Sélection

Cinq ressources pour découvrir la bibliothèque Chimurenga

Balises vous propose une sélection, alors que le collectif Chimurenga s’installe à la Bpi en avril 2021 pour réaliser et matérialiser une « Étude noire » des collections d’ouvrages qui s’y trouvent.

Le collectif Chimurenga définit l’Étude noire (Black Study) ainsi :

« L’ensemble des méthodes et corpus de connaissances que les Noirs ont développé pour survivre et contrecarrer la modernité occidentale dont la construction et la consolidation se sont fondées sur l’esclavage, la colonisation et les formes d’apartheid. Fondamentalement indisciplinée, c’est une façon d’apprendre basée sur la relation, l’improvisation en groupe et la réactivation d’une connaissance ancrée de la liberté. »

En avril 2021, près de cent cinquante ouvrages sont choisis dans la Bpi par le collectif pour leur apport dans les Études noires. Histoire, sciences, musique, sciences sociales, littérature… Toutes les disciplines et toutes les époques sont représentées pour tracer un chemin de pensée à travers la bibliothèque. Balises vous propose cinq livres de référence témoignant de la richesse, de la singularité et de la diversité de cette sélection.

Publié le 04/04/2021 - CC BY-NC-SA 4.0

Notre sélection

Mémoires d'un esclave

Frederick Douglass
Lux Éditeur, 2007 (1845 pour la première édition)

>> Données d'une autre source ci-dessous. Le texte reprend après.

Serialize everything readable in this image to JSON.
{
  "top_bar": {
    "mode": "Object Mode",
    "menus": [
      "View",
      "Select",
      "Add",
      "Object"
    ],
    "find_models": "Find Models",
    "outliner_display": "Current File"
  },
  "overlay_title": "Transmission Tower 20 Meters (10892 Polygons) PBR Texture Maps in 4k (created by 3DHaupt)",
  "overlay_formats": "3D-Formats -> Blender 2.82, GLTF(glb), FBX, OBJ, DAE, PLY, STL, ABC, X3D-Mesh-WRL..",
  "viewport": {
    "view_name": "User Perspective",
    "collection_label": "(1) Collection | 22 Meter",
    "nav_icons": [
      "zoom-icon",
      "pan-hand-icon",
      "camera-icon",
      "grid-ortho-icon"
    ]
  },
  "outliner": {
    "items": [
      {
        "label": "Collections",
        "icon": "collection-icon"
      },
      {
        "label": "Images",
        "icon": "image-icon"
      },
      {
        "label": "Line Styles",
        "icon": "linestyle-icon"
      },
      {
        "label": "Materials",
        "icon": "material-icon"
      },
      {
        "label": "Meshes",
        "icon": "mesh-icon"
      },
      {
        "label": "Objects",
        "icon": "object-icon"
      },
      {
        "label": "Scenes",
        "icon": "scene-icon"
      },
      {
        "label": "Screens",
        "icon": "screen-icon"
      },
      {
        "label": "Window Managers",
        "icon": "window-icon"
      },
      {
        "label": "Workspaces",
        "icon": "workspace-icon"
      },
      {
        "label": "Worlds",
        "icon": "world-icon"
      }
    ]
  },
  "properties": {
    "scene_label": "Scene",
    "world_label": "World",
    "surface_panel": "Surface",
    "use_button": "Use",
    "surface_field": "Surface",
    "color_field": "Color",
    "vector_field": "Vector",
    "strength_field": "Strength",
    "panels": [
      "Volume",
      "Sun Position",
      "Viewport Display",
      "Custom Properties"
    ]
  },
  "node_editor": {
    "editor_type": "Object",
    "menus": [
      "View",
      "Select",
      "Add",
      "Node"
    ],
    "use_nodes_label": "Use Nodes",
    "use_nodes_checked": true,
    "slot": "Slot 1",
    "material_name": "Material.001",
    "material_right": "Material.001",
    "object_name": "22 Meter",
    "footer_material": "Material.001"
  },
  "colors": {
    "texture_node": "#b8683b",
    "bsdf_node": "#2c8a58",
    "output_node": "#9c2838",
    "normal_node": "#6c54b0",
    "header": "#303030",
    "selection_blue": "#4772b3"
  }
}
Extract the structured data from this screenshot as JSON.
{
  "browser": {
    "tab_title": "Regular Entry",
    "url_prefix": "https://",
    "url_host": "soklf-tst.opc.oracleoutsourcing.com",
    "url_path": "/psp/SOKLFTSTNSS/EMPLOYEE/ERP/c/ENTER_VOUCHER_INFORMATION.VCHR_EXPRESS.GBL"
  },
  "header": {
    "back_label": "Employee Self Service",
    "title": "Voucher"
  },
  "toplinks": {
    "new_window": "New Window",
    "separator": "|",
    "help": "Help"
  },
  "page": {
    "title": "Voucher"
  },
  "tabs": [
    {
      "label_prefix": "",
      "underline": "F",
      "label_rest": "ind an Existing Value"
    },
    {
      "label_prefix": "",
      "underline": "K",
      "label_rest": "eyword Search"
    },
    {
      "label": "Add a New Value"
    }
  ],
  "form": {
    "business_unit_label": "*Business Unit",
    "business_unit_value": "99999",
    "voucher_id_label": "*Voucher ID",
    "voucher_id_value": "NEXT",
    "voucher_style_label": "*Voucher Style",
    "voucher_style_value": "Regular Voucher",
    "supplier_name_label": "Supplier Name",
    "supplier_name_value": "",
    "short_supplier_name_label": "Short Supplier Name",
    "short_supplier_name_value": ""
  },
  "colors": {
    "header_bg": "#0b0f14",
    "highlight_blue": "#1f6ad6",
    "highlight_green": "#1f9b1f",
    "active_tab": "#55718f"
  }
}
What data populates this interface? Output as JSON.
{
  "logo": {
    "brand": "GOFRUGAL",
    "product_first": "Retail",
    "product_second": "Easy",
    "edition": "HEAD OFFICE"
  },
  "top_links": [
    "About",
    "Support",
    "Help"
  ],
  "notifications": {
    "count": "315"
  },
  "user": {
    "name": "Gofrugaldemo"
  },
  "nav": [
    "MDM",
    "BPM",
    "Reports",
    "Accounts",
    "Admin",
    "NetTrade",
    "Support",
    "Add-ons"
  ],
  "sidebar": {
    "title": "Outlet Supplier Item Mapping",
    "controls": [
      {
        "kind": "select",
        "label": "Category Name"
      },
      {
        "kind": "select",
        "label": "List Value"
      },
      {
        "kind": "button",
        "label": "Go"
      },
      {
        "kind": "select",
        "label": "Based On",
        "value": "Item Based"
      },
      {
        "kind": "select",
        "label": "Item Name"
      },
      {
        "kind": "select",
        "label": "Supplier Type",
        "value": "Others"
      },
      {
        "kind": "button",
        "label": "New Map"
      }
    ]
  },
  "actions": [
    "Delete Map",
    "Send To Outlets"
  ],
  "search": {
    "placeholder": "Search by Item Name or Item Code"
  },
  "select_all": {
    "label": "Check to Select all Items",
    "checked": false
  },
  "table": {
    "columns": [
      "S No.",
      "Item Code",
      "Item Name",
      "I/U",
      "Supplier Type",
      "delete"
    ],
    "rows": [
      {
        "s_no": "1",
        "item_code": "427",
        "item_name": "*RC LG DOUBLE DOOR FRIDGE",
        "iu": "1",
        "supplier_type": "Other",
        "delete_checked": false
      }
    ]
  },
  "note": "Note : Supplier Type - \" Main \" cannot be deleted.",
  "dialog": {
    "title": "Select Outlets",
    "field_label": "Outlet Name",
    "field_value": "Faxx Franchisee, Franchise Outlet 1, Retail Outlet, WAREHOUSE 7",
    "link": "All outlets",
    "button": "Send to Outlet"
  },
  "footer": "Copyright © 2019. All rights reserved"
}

Ce livre disparaît régulièrement des collections, ce qui en fait l’ouvrage le plus racheté sur l’histoire des Noirs aux États-Unis de la bibliothèque ! Figure majeure des mouvances abolitionnistes, Frederick Douglass (vers 1818-1895) a vécu plusieurs vies. Né esclave dans une plantation du Maryland, il bénéficie pourtant d’une éducation littéraire. Il remet très tôt en cause l’autorité des maîtres blancs : jeune adulte, il se bat même publiquement avec l’un d’eux puis prépare une conspiration. Devenu homme libre, il multiplie les tournées et collaborations éditoriales dans tout le pays.

Ses revendications de liberté dépassent la seule question des Afro-américains. Ainsi, le journal qu’il fonde, The North Star, a pour devise : « Le droit n’a pas de sexe – La vérité n’a pas de couleur – Dieu est notre père à tous et nous sommes tous frères. »

À la Bpi, niveau 2, 973-45 DOU

Les Âmes du peuple noir

William Edward Burghardt Du Bois
Éditions Rue d'Ulm, 2004 (1903 pour la première édition)

William Edward Burghardt Du Bois, dit W. E. B. Du Bois, est le premier Afro-américain à obtenir un doctorat à Harvard. Historien, sociologue, écrivain et militant à la pensée complexe, Du Bois publie en 1903 Les Âmes du peuple noir. Ce recueil d’essais, premier ouvrage d’importance à évoquer la condition noire aux États-Unis, fait figure de référence pour les penseurs du mouvement des droits civiques dans la seconde moitié du 20e siècle.

À travers une collection d’articles publiés dans des journaux et de textes inédits, mêlant témoignages personnels, chants et analyses historiques et sociologiques, W.E.B. Du Bois interroge sa double identité de Noir et d’Américain : « deux âmes, deux pensées, deux luttes irréconciliables […] dans un seul corps ». Il revendique la possibilité d’être les deux à la fois pour sortir le peuple noir du « Voile » derrière lequel il reste enfermé après l’abolition de l’esclavage.

Il raconte son expérience d’instituteur dans l’une de ces écoles de fortune pour enfants noirs où les élèves, faute de bureau, sont assis sur des bancs instables qui ont l’avantage de rendre la sieste dangereuse. Quelques années plus tard, il sillonne la « Ceinture noire » et décrit ce « royaume sans roi » que les anciens propriétaires ont déserté, mais qui continuent d’exploiter des Noirs cultivant avec peine une terre épuisée.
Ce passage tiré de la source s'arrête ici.